Les marchés : La fed refroidit les marchés

Le CAC 40 termine la séance en repli : -0,76% à 8 170 points (+2,8% depuis lundi matin). Après un début de semaine encourageant, le marché parisien a buté sur un mur de prudence venu de Washington. Plusieurs membres de la Fed ont refroidi les anticipations de baisse de taux, rappelant que l'inflation n'est pas encore totalement maîtrisée. Les investisseurs, qui espéraient une nouvelle baisse des taux en décembre, commencent à revoir sérieusement leurs scénarios.

On en reparle dans cette édition. La séance américaine d'hier a servi d'électrochoc. Wall Street a essuyé sa pire journée depuis un mois. Le Nasdaq a plongé de 2,3%, les géants de la tech ont reculé en bloc et même l'indice des small caps Russell 2000, souvent plus résilient, s'est enfoncé de 2,8%. Le bitcoin a également vacillé, tombant sous les 100 000 dollars. Dans ce contexte, les Bourses européennes n'avaient quasiment aucune chance de résister.

L'incertitude sur la trajectoire monétaire américaine réduit progressivement l'appétit pour le risque, la probabilité d'une baisse de taux en décembre est retombée sous les 50%, contre 72% la semaine dernière. En clair, l'économie américaine devrait finir l'année sans nouvelle injection de liquidités. Et pour des marchés qui évoluent déjà sur des sommets, le moindre doute suffit désormais à déclencher des prises de bénéfices !

Les valeurs : Alstom et Ubisoft

Alstom Le fabricant du TGV revient sur le devant de la scène avec des résultats trimestriels meilleurs que prévu. Après plusieurs années difficiles, marquées par l'intégration compliquée de Bombardier Transport, une trésorerie fragile et une lourde restructuration financière, le groupe semblait avoir perdu la confiance des marchés. Son action reste d'ailleurs très loin de ses niveaux de 2021.

Mais les derniers chiffres publiés montrent une amélioration réelle. Alstom gagne plus d'argent, améliore sa rentabilité et consomme moins de trésorerie qu'annoncé. Même si le groupe a encore brûlé 740 millions d'euros de cash au premier semestre, ce montant est inférieur aux craintes et s'explique en grande partie par la saisonnalité du secteur. En effet, les paiements des clients arrivent surtout en seconde partie d'année. La direction assure que les gros encaissements attendus au second semestre permettront d'atteindre l'objectif annuel d'un flux de trésorerie positif entre 200 et 400 millions d'euros. Elle relève aussi sa prévision de croissance, preuve qu'elle croit en un redressement durable.

Si plusieurs banques jugent cette publication solide, d'autres restent prudentes.
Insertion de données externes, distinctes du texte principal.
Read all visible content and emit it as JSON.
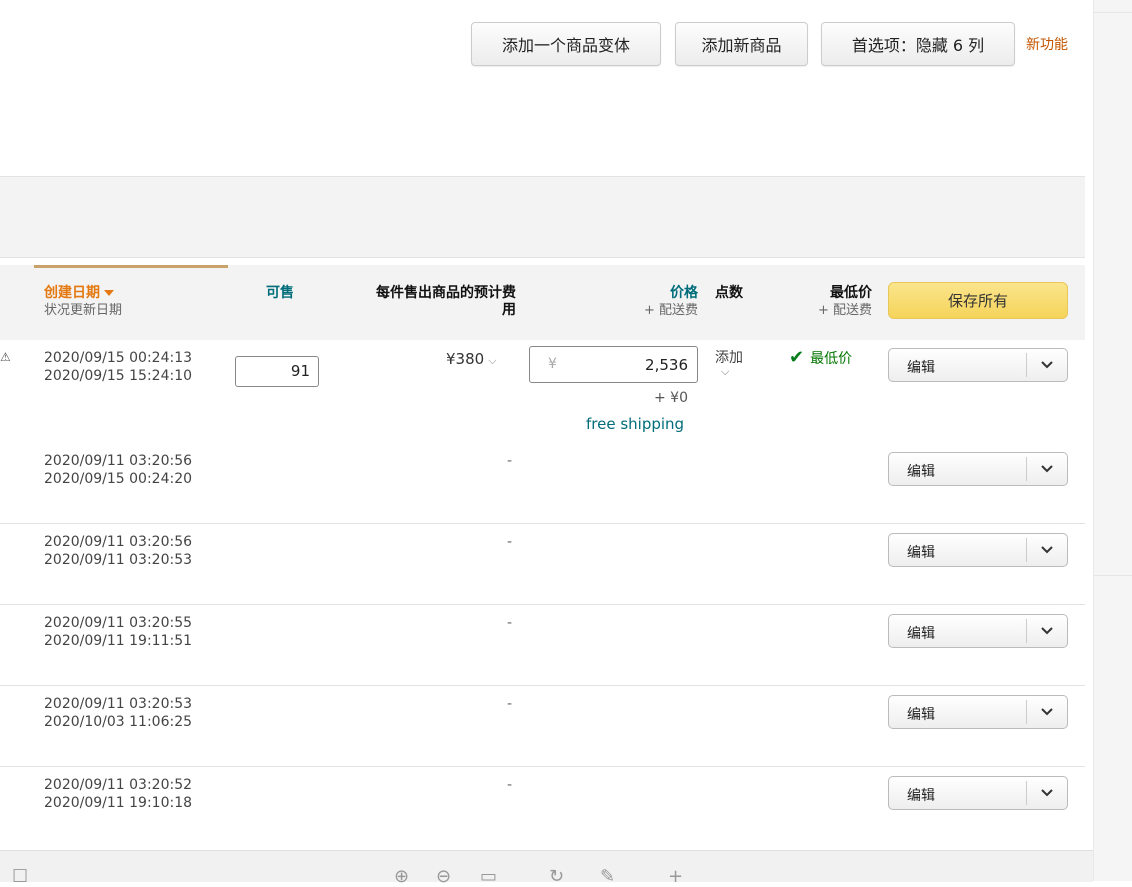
{
  "toolbar": {
    "add_variation": "添加一个商品变体",
    "add_product": "添加新商品",
    "preferences": "首选项：隐藏 6 列",
    "new_feature": "新功能"
  },
  "columns": {
    "created": "创建日期",
    "status_updated": "状况更新日期",
    "available": "可售",
    "fee_line1": "每件售出商品的预计费",
    "fee_line2": "用",
    "price": "价格",
    "price_sub": "+ 配送费",
    "points": "点数",
    "lowest": "最低价",
    "lowest_sub": "+ 配送费",
    "save_all": "保存所有"
  },
  "colors": {
    "accent_orange": "#e47911",
    "teal": "#006d7a",
    "save_yellow": "#f5d45a",
    "green": "#007600"
  },
  "rows": [
    {
      "created": "2020/09/15 00:24:13",
      "updated": "2020/09/15 15:24:10",
      "available": "91",
      "fee": "¥380",
      "price_currency": "¥",
      "price": "2,536",
      "shipping": "+ ¥0",
      "shipping_note": "free shipping",
      "points": "添加",
      "lowest": "最低价",
      "action": "编辑"
    },
    {
      "created": "2020/09/11 03:20:56",
      "updated": "2020/09/15 00:24:20",
      "fee": "-",
      "action": "编辑"
    },
    {
      "created": "2020/09/11 03:20:56",
      "updated": "2020/09/11 03:20:53",
      "fee": "-",
      "action": "编辑"
    },
    {
      "created": "2020/09/11 03:20:55",
      "updated": "2020/09/11 19:11:51",
      "fee": "-",
      "action": "编辑"
    },
    {
      "created": "2020/09/11 03:20:53",
      "updated": "2020/10/03 11:06:25",
      "fee": "-",
      "action": "编辑"
    },
    {
      "created": "2020/09/11 03:20:52",
      "updated": "2020/09/11 19:10:18",
      "fee": "-",
      "action": "编辑"
    }
  ],
  "icons": [
    "chevron-down-icon",
    "checkmark-icon",
    "sort-desc-icon",
    "warning-icon"
  ]
}
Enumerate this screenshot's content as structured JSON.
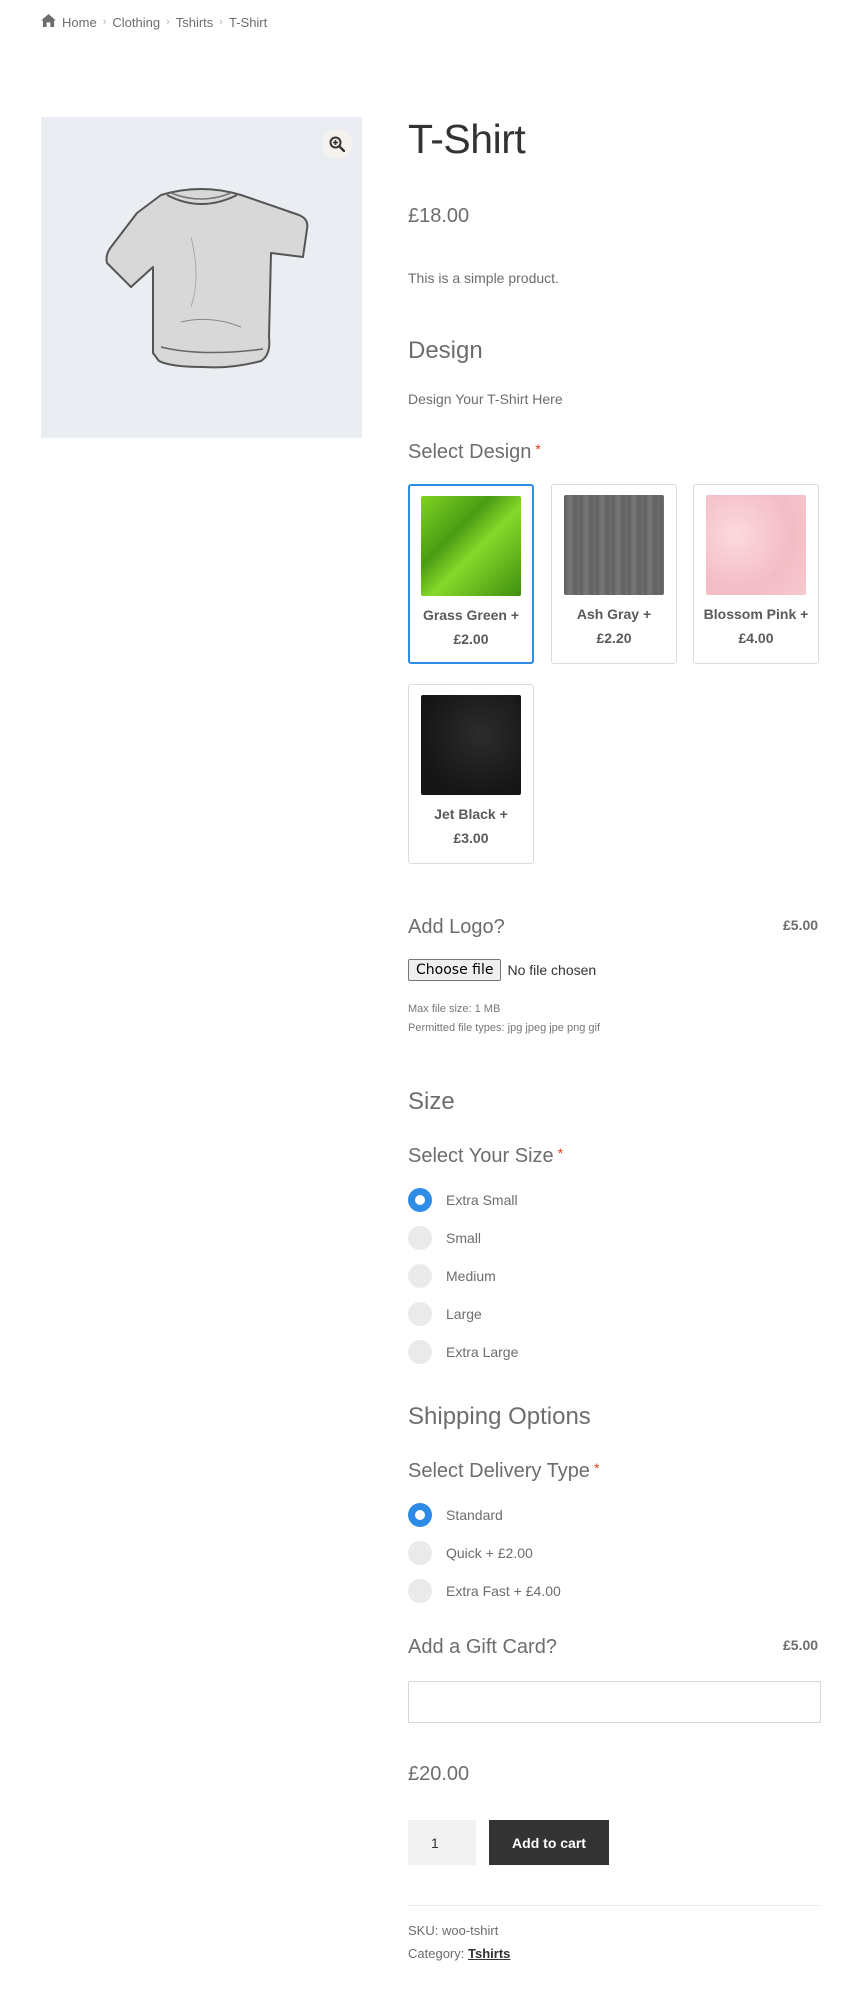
{
  "breadcrumb": {
    "items": [
      "Home",
      "Clothing",
      "Tshirts",
      "T-Shirt"
    ]
  },
  "product": {
    "title": "T-Shirt",
    "price": "£18.00",
    "description": "This is a simple product."
  },
  "design": {
    "section_title": "Design",
    "subtitle": "Design Your T-Shirt Here",
    "field_label": "Select Design",
    "required_mark": "*",
    "options": [
      {
        "name": "Grass Green +",
        "price": "£2.00",
        "color": "#5cb81f",
        "selected": true
      },
      {
        "name": "Ash Gray +",
        "price": "£2.20",
        "color": "#6e6e6e",
        "selected": false
      },
      {
        "name": "Blossom Pink +",
        "price": "£4.00",
        "color": "#f6c4cc",
        "selected": false
      },
      {
        "name": "Jet Black +",
        "price": "£3.00",
        "color": "#1f1f1f",
        "selected": false
      }
    ]
  },
  "logo": {
    "label": "Add Logo?",
    "price": "£5.00",
    "button": "Choose file",
    "status": "No file chosen",
    "max_size": "Max file size: 1 MB",
    "permitted": "Permitted file types: jpg jpeg jpe png gif"
  },
  "size": {
    "section_title": "Size",
    "field_label": "Select Your Size",
    "required_mark": "*",
    "options": [
      "Extra Small",
      "Small",
      "Medium",
      "Large",
      "Extra Large"
    ],
    "selected_index": 0
  },
  "shipping": {
    "section_title": "Shipping Options",
    "field_label": "Select Delivery Type",
    "required_mark": "*",
    "options": [
      "Standard",
      "Quick + £2.00",
      "Extra Fast + £4.00"
    ],
    "selected_index": 0
  },
  "gift": {
    "label": "Add a Gift Card?",
    "price": "£5.00",
    "value": ""
  },
  "total": "£20.00",
  "cart": {
    "quantity": "1",
    "button": "Add to cart"
  },
  "meta": {
    "sku_label": "SKU:",
    "sku": "woo-tshirt",
    "category_label": "Category:",
    "category": "Tshirts"
  },
  "colors": {
    "accent": "#2e8be6",
    "dark_button": "#333333",
    "image_bg": "#eaeef2"
  }
}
Barclays, notamment, s'inquiète de la hausse de la dette et de certains éléments moins favorables dans les comptes. Globalement, Alstom semble toutefois poser un jalon important dans son retour en grâce : une entreprise longtemps perçue comme instable s'efforce désormais de devenir un groupe capable de générer du cash de façon plus régulière. Désormais en gain de 11% en 2025, l'action progresse ce soir de 4,13% à 23,69€.

Ubisoft Aïe ! L'action de l'éditeur de jeux vidéo est suspendue en Bourse ce vendredi, à la demande de l'entreprise. Le groupe devait publier ses résultats du premier semestre mais a annoncé leur report, expliquant avoir besoin de plus de temps pour finaliser ses comptes. Cette suspension vise, selon la direction, à éviter toute spéculation avant la publication des chiffres. Cette décision surprend les marchés et renforce un climat déjà tendu autour d'Ubisoft.

Plusieurs bureaux d'études estiment qu'un simple décalage ne justifie pas une suspension de cotation, ce qui alimente les inquiétudes sur une possible annonce plus importante. Les investisseurs sont déjà nerveux en raison de la transformation en cours du groupe et des doutes sur l'avenir de sa franchise phare, Assassin's Creed. Les derniers jeux de la saga se vendent moins bien que prévu. Le nouvel épisode, Assassin's Creed Shadows, affiche des ventes inférieures aux attentes, et même plus faibles que celles d'autres titres concurrents.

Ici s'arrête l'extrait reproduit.